Oltre allo scandalo delle concessioni il dossier evidenzia gli impatti sull’ambiente degli stabilimenti, spesso vere e proprie cittadelle di servizi e strutture permanenti - piscine, negozi, centri benessere, parcheggi - situati anche in ambienti delicatissimi come le dune costiere. "E così - commenta l'associazione - con l’obiettivo di “valorizzare”, ovvero guadagnare dalle coste italiane, questa speculazione ha irrimediabilmente compromesso l’inestimabile valore dei nostri litorali, alterando in maniera spesso irreversibile la loro naturalità e contribuendo a gravi impatti sull’ambiente come il fenomeno dell’erosione delle coste, che interessa ormai il 42% delle spiagge italiane".
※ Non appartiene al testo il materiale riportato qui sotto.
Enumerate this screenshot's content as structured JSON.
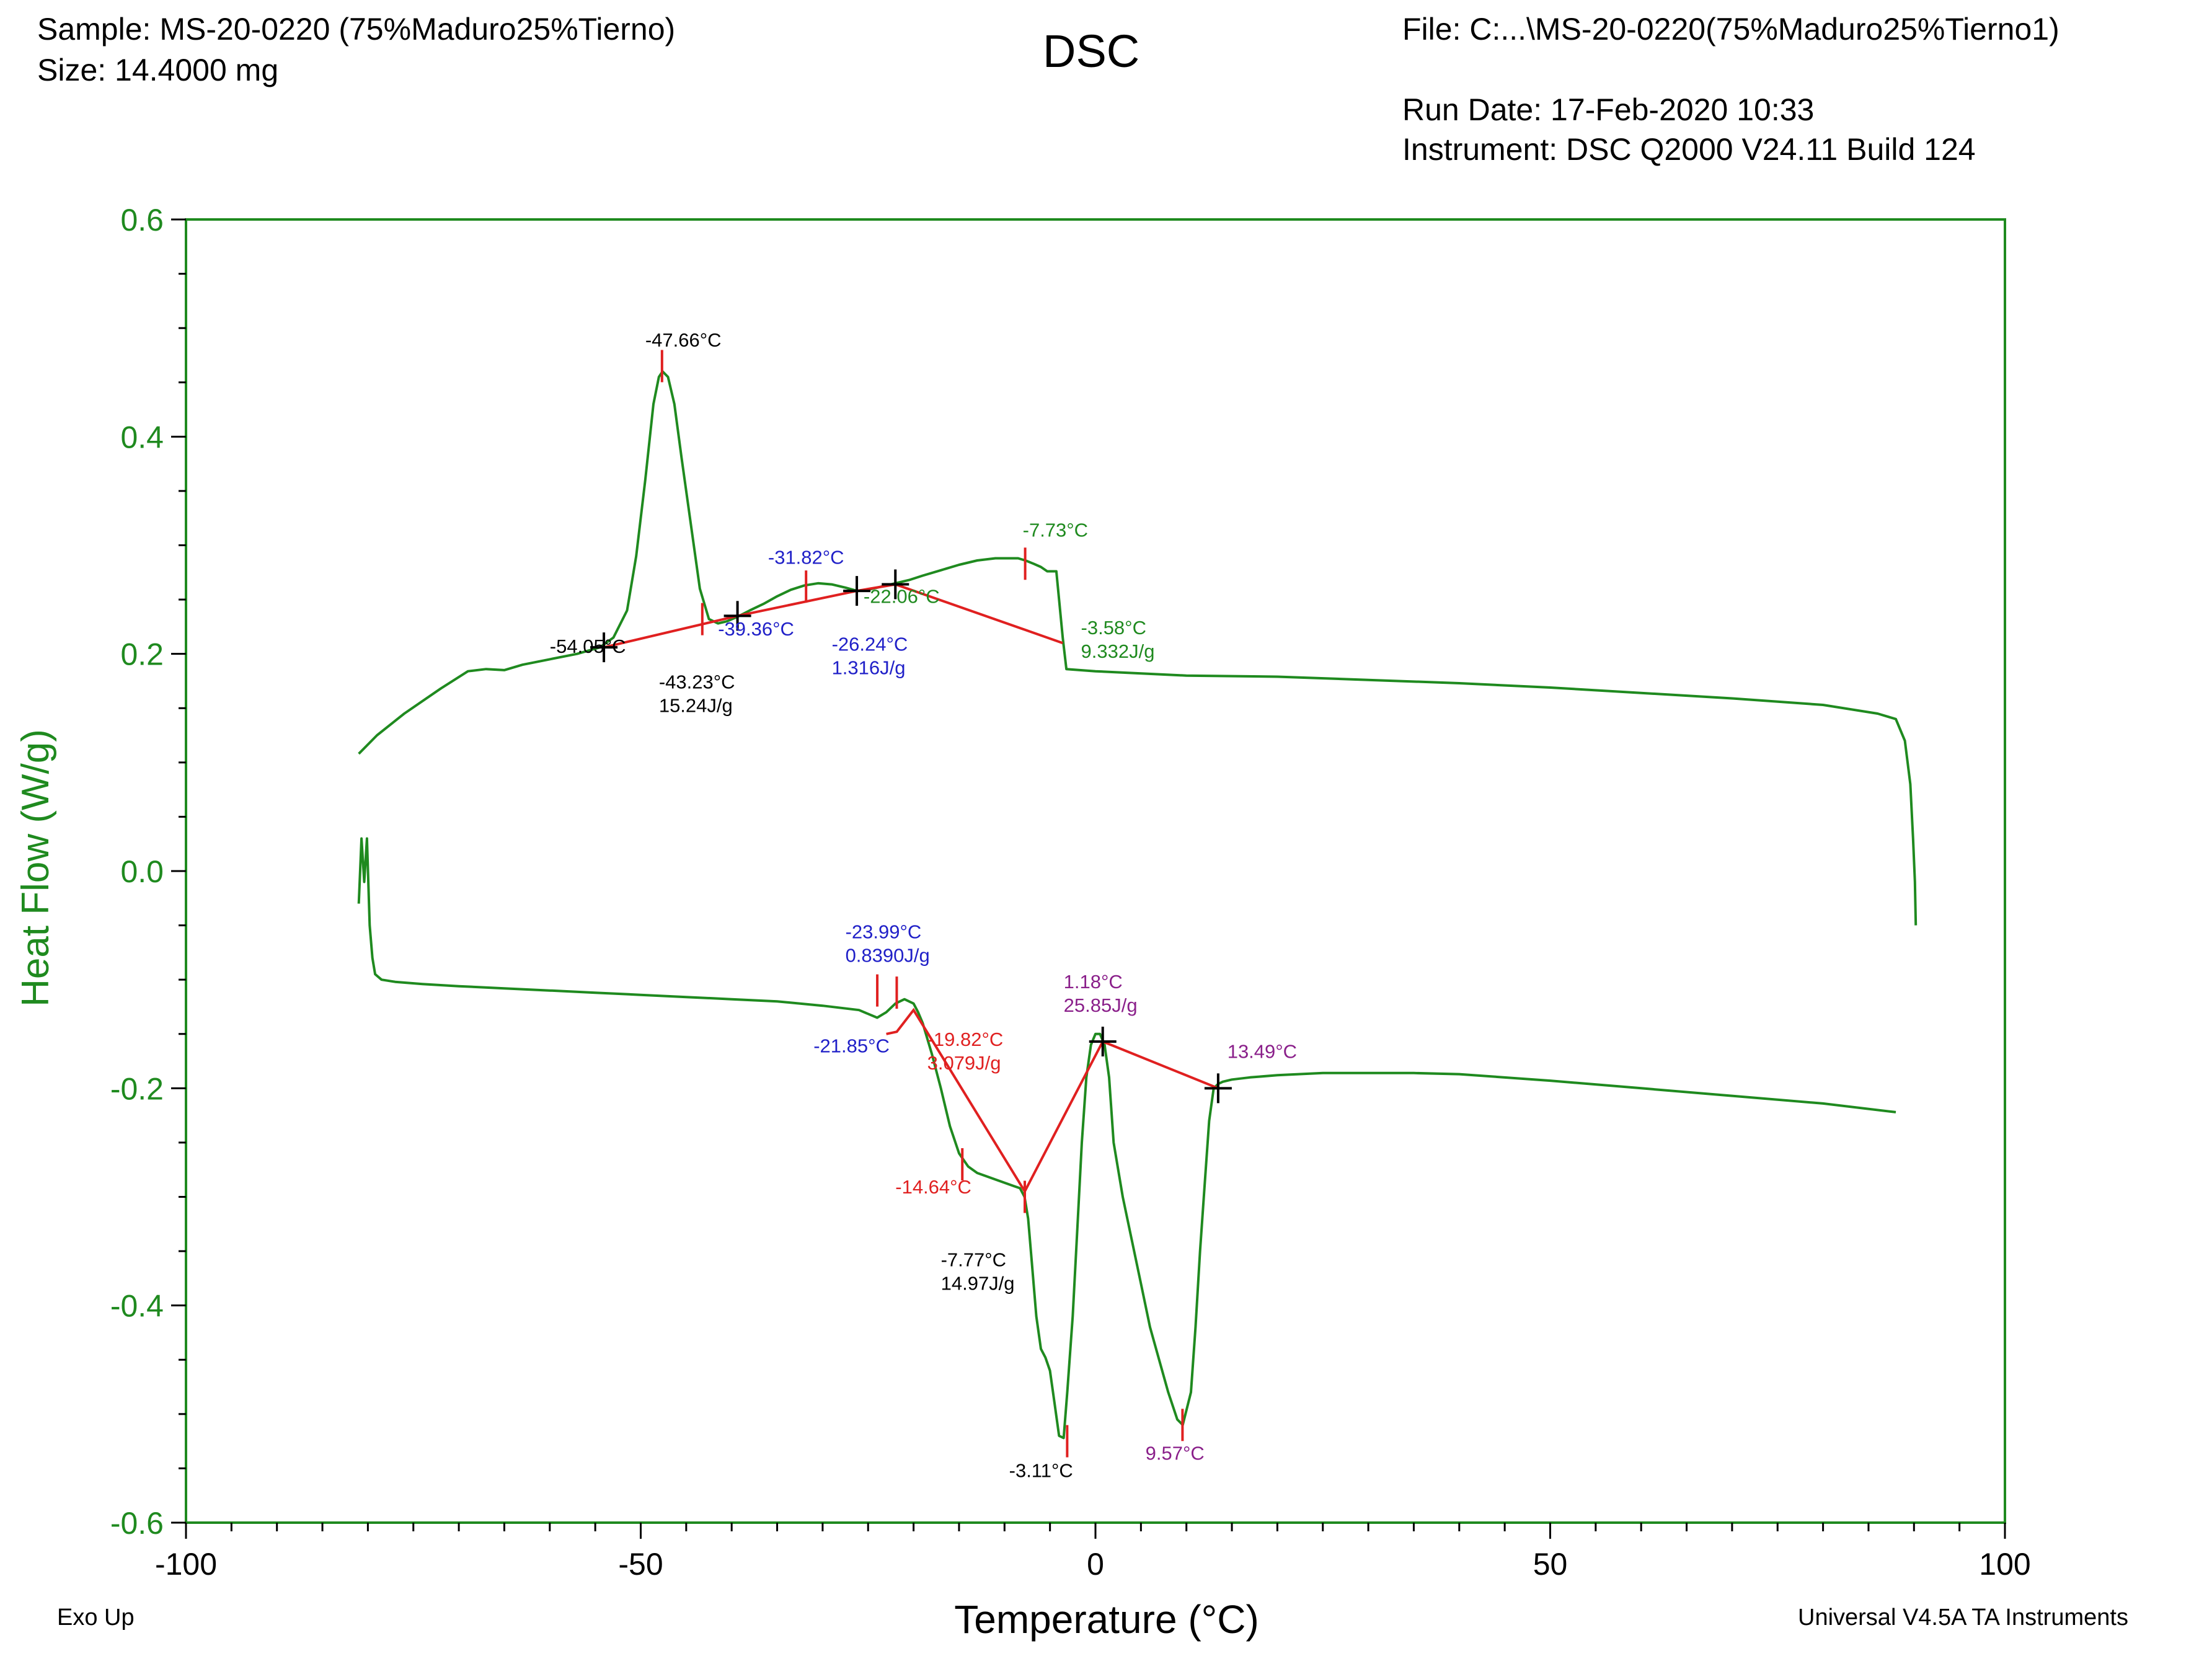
{
  "header": {
    "sample": "Sample: MS-20-0220 (75%Maduro25%Tierno)",
    "size": "Size:  14.4000 mg",
    "title": "DSC",
    "file": "File: C:...\\MS-20-0220(75%Maduro25%Tierno1)",
    "run_date": "Run Date: 17-Feb-2020 10:33",
    "instrument": "Instrument: DSC Q2000 V24.11 Build 124"
  },
  "footer": {
    "exo": "Exo Up",
    "software": "Universal V4.5A TA Instruments"
  },
  "colors": {
    "curve": "#1f8a1f",
    "integration": "#e02020",
    "axis_text": "#1f8a1f",
    "blue_label": "#2020c8",
    "purple_label": "#8a1f8a",
    "black_label": "#000000"
  },
  "chart_data": {
    "type": "line",
    "title": "DSC",
    "xlabel": "Temperature (°C)",
    "ylabel": "Heat Flow (W/g)",
    "xlim": [
      -100,
      100
    ],
    "ylim": [
      -0.6,
      0.6
    ],
    "xticks": [
      -100,
      -50,
      0,
      50,
      100
    ],
    "yticks": [
      0.6,
      0.4,
      0.2,
      0.0,
      -0.2,
      -0.4,
      -0.6
    ],
    "xtick_labels": [
      "-100",
      "-50",
      "0",
      "50",
      "100"
    ],
    "ytick_labels": [
      "0.6",
      "0.4",
      "0.2",
      "0.0",
      "-0.2",
      "-0.4",
      "-0.6"
    ],
    "grid": false,
    "series": [
      {
        "name": "",
        "segment": "cooling",
        "x": [
          -81.0,
          -79,
          -76,
          -72,
          -69,
          -67,
          -65,
          -63,
          -60,
          -57,
          -54.5,
          -53,
          -51.5,
          -50.5,
          -49.5,
          -48.6,
          -48.0,
          -47.6,
          -47.0,
          -46.3,
          -45.5,
          -44.5,
          -43.5,
          -42.5,
          -41.5,
          -40.5,
          -39.4,
          -38.0,
          -36.5,
          -35.0,
          -33.5,
          -32.0,
          -30.5,
          -29.0,
          -27.5,
          -26.2,
          -25.0,
          -23.5,
          -22.0,
          -20.5,
          -19.0,
          -17.0,
          -15.0,
          -13.0,
          -11.0,
          -9.5,
          -8.5,
          -7.7,
          -6.8,
          -6.0,
          -5.3,
          -4.8,
          -4.3,
          -4.0,
          -3.6,
          -3.2,
          0,
          10,
          20,
          30,
          40,
          50,
          60,
          70,
          80,
          86,
          88,
          89,
          89.6,
          89.9,
          90.1,
          90.2
        ],
        "y": [
          0.108,
          0.125,
          0.145,
          0.168,
          0.184,
          0.186,
          0.185,
          0.19,
          0.195,
          0.2,
          0.206,
          0.215,
          0.24,
          0.29,
          0.36,
          0.43,
          0.455,
          0.46,
          0.455,
          0.43,
          0.38,
          0.32,
          0.26,
          0.232,
          0.228,
          0.23,
          0.234,
          0.24,
          0.246,
          0.253,
          0.259,
          0.263,
          0.265,
          0.264,
          0.261,
          0.258,
          0.259,
          0.262,
          0.265,
          0.268,
          0.272,
          0.277,
          0.282,
          0.286,
          0.288,
          0.288,
          0.288,
          0.286,
          0.283,
          0.28,
          0.276,
          0.276,
          0.276,
          0.25,
          0.215,
          0.186,
          0.184,
          0.18,
          0.179,
          0.176,
          0.173,
          0.169,
          0.164,
          0.159,
          0.153,
          0.145,
          0.14,
          0.12,
          0.08,
          0.03,
          -0.01,
          -0.05
        ]
      },
      {
        "name": "",
        "segment": "heating",
        "x": [
          -81.0,
          -80.7,
          -80.4,
          -80.1,
          -79.8,
          -79.5,
          -79.2,
          -78.5,
          -77,
          -74,
          -70,
          -65,
          -60,
          -55,
          -50,
          -45,
          -40,
          -35,
          -30,
          -26,
          -24,
          -23,
          -22,
          -21,
          -20,
          -19.5,
          -19,
          -18,
          -17,
          -16,
          -15,
          -14,
          -13,
          -12,
          -11,
          -10,
          -9,
          -8.3,
          -7.8,
          -7.4,
          -7,
          -6.5,
          -6,
          -5.5,
          -5,
          -4.5,
          -4,
          -3.5,
          -3.1,
          -2.5,
          -2,
          -1.5,
          -1,
          -0.5,
          0,
          0.5,
          1,
          1.5,
          2,
          3,
          4,
          5,
          6,
          7,
          8,
          9,
          9.6,
          10.5,
          11,
          11.5,
          12,
          12.5,
          13,
          13.5,
          14,
          15,
          17,
          20,
          25,
          30,
          35,
          40,
          50,
          60,
          70,
          80,
          88
        ],
        "y": [
          -0.03,
          0.03,
          -0.01,
          0.03,
          -0.05,
          -0.08,
          -0.095,
          -0.1,
          -0.102,
          -0.104,
          -0.106,
          -0.108,
          -0.11,
          -0.112,
          -0.114,
          -0.116,
          -0.118,
          -0.12,
          -0.124,
          -0.128,
          -0.135,
          -0.13,
          -0.122,
          -0.118,
          -0.122,
          -0.13,
          -0.14,
          -0.168,
          -0.2,
          -0.235,
          -0.26,
          -0.272,
          -0.278,
          -0.281,
          -0.284,
          -0.287,
          -0.29,
          -0.292,
          -0.3,
          -0.32,
          -0.36,
          -0.41,
          -0.44,
          -0.448,
          -0.46,
          -0.49,
          -0.52,
          -0.522,
          -0.48,
          -0.41,
          -0.33,
          -0.25,
          -0.19,
          -0.16,
          -0.15,
          -0.15,
          -0.16,
          -0.19,
          -0.25,
          -0.3,
          -0.34,
          -0.38,
          -0.42,
          -0.45,
          -0.48,
          -0.505,
          -0.51,
          -0.48,
          -0.42,
          -0.35,
          -0.29,
          -0.23,
          -0.2,
          -0.196,
          -0.194,
          -0.192,
          -0.19,
          -0.188,
          -0.186,
          -0.186,
          -0.186,
          -0.187,
          -0.193,
          -0.2,
          -0.207,
          -0.214,
          -0.222
        ]
      }
    ],
    "integration_lines": [
      {
        "x": [
          -54.05,
          -39.36
        ],
        "y": [
          0.206,
          0.235
        ]
      },
      {
        "x": [
          -39.36,
          -26.24
        ],
        "y": [
          0.235,
          0.258
        ]
      },
      {
        "x": [
          -26.24,
          -22.0,
          -3.6
        ],
        "y": [
          0.258,
          0.264,
          0.21
        ]
      },
      {
        "x": [
          -23.0,
          -21.85,
          -20.0,
          -7.77,
          0.8,
          13.49
        ],
        "y": [
          -0.15,
          -0.148,
          -0.128,
          -0.295,
          -0.157,
          -0.2
        ]
      }
    ],
    "markers": [
      {
        "x": -54.05,
        "y": 0.206,
        "kind": "cross"
      },
      {
        "x": -39.36,
        "y": 0.235,
        "kind": "cross"
      },
      {
        "x": -26.24,
        "y": 0.258,
        "kind": "cross"
      },
      {
        "x": -22.0,
        "y": 0.264,
        "kind": "cross"
      },
      {
        "x": 0.8,
        "y": -0.157,
        "kind": "cross"
      },
      {
        "x": 13.49,
        "y": -0.2,
        "kind": "cross"
      },
      {
        "x": -47.66,
        "y": 0.465,
        "kind": "tick"
      },
      {
        "x": -43.23,
        "y": 0.232,
        "kind": "tick"
      },
      {
        "x": -31.82,
        "y": 0.262,
        "kind": "tick"
      },
      {
        "x": -7.73,
        "y": 0.283,
        "kind": "tick"
      },
      {
        "x": -23.99,
        "y": -0.11,
        "kind": "tick"
      },
      {
        "x": -21.85,
        "y": -0.112,
        "kind": "tick"
      },
      {
        "x": -14.64,
        "y": -0.27,
        "kind": "tick"
      },
      {
        "x": -7.77,
        "y": -0.3,
        "kind": "tick"
      },
      {
        "x": -3.11,
        "y": -0.525,
        "kind": "tick"
      },
      {
        "x": 9.57,
        "y": -0.51,
        "kind": "tick"
      }
    ],
    "annotations": [
      {
        "lines": [
          "-47.66°C"
        ],
        "x": -49.5,
        "y": 0.483,
        "color": "black_label"
      },
      {
        "lines": [
          "-54.05°C"
        ],
        "x": -60.0,
        "y": 0.201,
        "color": "black_label"
      },
      {
        "lines": [
          "-43.23°C",
          "15.24J/g"
        ],
        "x": -48.0,
        "y": 0.168,
        "color": "black_label"
      },
      {
        "lines": [
          "-39.36°C"
        ],
        "x": -41.5,
        "y": 0.217,
        "color": "blue_label"
      },
      {
        "lines": [
          "-31.82°C"
        ],
        "x": -36.0,
        "y": 0.283,
        "color": "blue_label"
      },
      {
        "lines": [
          "-26.24°C",
          "1.316J/g"
        ],
        "x": -29.0,
        "y": 0.203,
        "color": "blue_label"
      },
      {
        "lines": [
          "-22.06°C"
        ],
        "x": -25.5,
        "y": 0.247,
        "color": "axis_text"
      },
      {
        "lines": [
          "-7.73°C"
        ],
        "x": -8.0,
        "y": 0.308,
        "color": "axis_text"
      },
      {
        "lines": [
          "-3.58°C",
          "9.332J/g"
        ],
        "x": -1.6,
        "y": 0.218,
        "color": "axis_text"
      },
      {
        "lines": [
          "-23.99°C",
          "0.8390J/g"
        ],
        "x": -27.5,
        "y": -0.062,
        "color": "blue_label"
      },
      {
        "lines": [
          "-21.85°C"
        ],
        "x": -31.0,
        "y": -0.167,
        "color": "blue_label"
      },
      {
        "lines": [
          "-19.82°C",
          "3.079J/g"
        ],
        "x": -18.5,
        "y": -0.161,
        "color": "integration"
      },
      {
        "lines": [
          "-14.64°C"
        ],
        "x": -22.0,
        "y": -0.297,
        "color": "integration"
      },
      {
        "lines": [
          "-7.77°C",
          "14.97J/g"
        ],
        "x": -17.0,
        "y": -0.364,
        "color": "black_label"
      },
      {
        "lines": [
          "1.18°C",
          "25.85J/g"
        ],
        "x": -3.5,
        "y": -0.108,
        "color": "purple_label"
      },
      {
        "lines": [
          "13.49°C"
        ],
        "x": 14.5,
        "y": -0.172,
        "color": "purple_label"
      },
      {
        "lines": [
          "-3.11°C"
        ],
        "x": -9.5,
        "y": -0.558,
        "color": "black_label"
      },
      {
        "lines": [
          "9.57°C"
        ],
        "x": 5.5,
        "y": -0.542,
        "color": "purple_label"
      }
    ]
  }
}
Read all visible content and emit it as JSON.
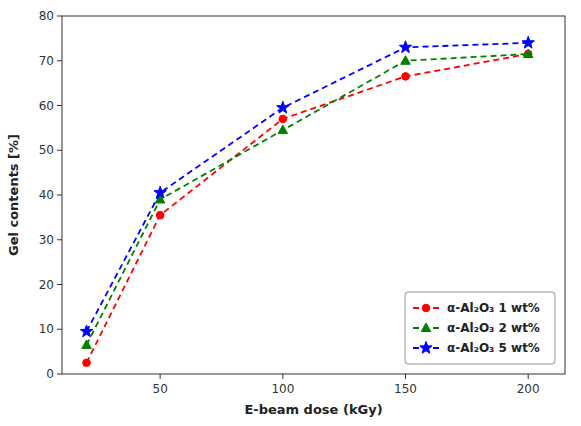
{
  "chart_data": {
    "type": "line",
    "x": [
      20,
      50,
      100,
      150,
      200
    ],
    "series": [
      {
        "name": "α-Al₂O₃ 1 wt%",
        "color": "red",
        "marker": "circle",
        "values": [
          2.5,
          35.5,
          57.0,
          66.5,
          71.5
        ]
      },
      {
        "name": "α-Al₂O₃ 2 wt%",
        "color": "green",
        "marker": "triangle",
        "values": [
          6.5,
          39.0,
          54.5,
          70.0,
          71.5
        ]
      },
      {
        "name": "α-Al₂O₃ 5 wt%",
        "color": "blue",
        "marker": "star",
        "values": [
          9.5,
          40.5,
          59.5,
          73.0,
          74.0
        ]
      }
    ],
    "xlabel": "E-beam dose (kGy)",
    "ylabel": "Gel contents [%]",
    "xlim": [
      10,
      215
    ],
    "ylim": [
      0,
      80
    ],
    "xticks": [
      50,
      100,
      150,
      200
    ],
    "yticks": [
      0,
      10,
      20,
      30,
      40,
      50,
      60,
      70,
      80
    ],
    "grid": false,
    "legend": "lower right",
    "line_style": "dashed"
  }
}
A fronte di solo 103 milioni di euro d’incasso per lo Stato, gli introiti degli stabilimenti sono enormi e in gran parte irregolari. Il dichiarato è di circa due miliardi di euro, ma secondo l’analisi del WWF, che considera i 600mila lavoratori del settore dichiarati anche in rapporto al potenziale fatturato per singolo occupato, la cifra non è credibile, così come il WWF ritiene sottostimata l’ipotesi dell’Agenzia del Demanio secondo cui gli incassi sarebbero di quanto dichiarato. Secondo il WWF l’evasione è talmente clamorosa che potrebbe essere in qualche modo “programmata a tavolino”: dei 573 controlli svolti nel 2009 dall’Agenzia del Demanio 551 hanno rilevato irregolarità (nel 2008, le irregolarità rilevate sono state 403 su 439 controlli).

Ed anche i dati della Guardia di Finanza documentano una situazione di evasione diffusa: su 4000 controlli annui sul litorale laziale le irregolarità sono il 45%. Percentuale che sale al 61% se si considera solo la parte relativa agli scontrini fiscali (a cui gli stabilimenti sono tenuti per la somministrazione di bevande ed alimenti oltre che per la ristorazione). Così mentre lo Stato di media incassa per ogni metro quadro di spiaggia data in concessione meno di 50 centesimi di euro al mese (5 euro e 72 centesimi l’anno), i privati fanno affari d’oro sotto gli occhi di tutti. Mentre dall’altra parte viene programmato un taglio del 50% al contributo ordinario dei Parchi Nazionali (pari a 25 milioni di euro), che si sarebbe potuto ad esempio recuperare dal settore balneare chiedendo solamente il giusto e senza far torto a nessuno.

“La proliferazione degli stabilimenti, spesso irregolare e scandalosamente ‘economica’ per i gestori, insieme alla cementificazione selvaggia, agli abusi e alle situazioni di degrado che caratterizzano il litorale ‘libero’, hanno sottratto alla natura e alla libera godibilità di tutti le nostre bellissime coste, un vero e proprio ‘furto’ di ambiente e di paesaggio che hanno impatti e conseguenze spesso irreversibili – ha commentato Stefano Leoni, presidente del WWF Italia. Per fermare questo scempio, dobbiamo al più presto uscire dalla logica speculativa e privatistica con cui è stato gestito il patrimonio di tutti e rientrare nell’alveo dove le prime cose che si tengono in considerazione sono gli interessi collettivi e, tra questi, la tutela dello straordinario patrimonio ambientale costituito dalle nostre spiagge, che se vogliamo continuino a dare ricchezza devono essere ben diversamente tutelate”.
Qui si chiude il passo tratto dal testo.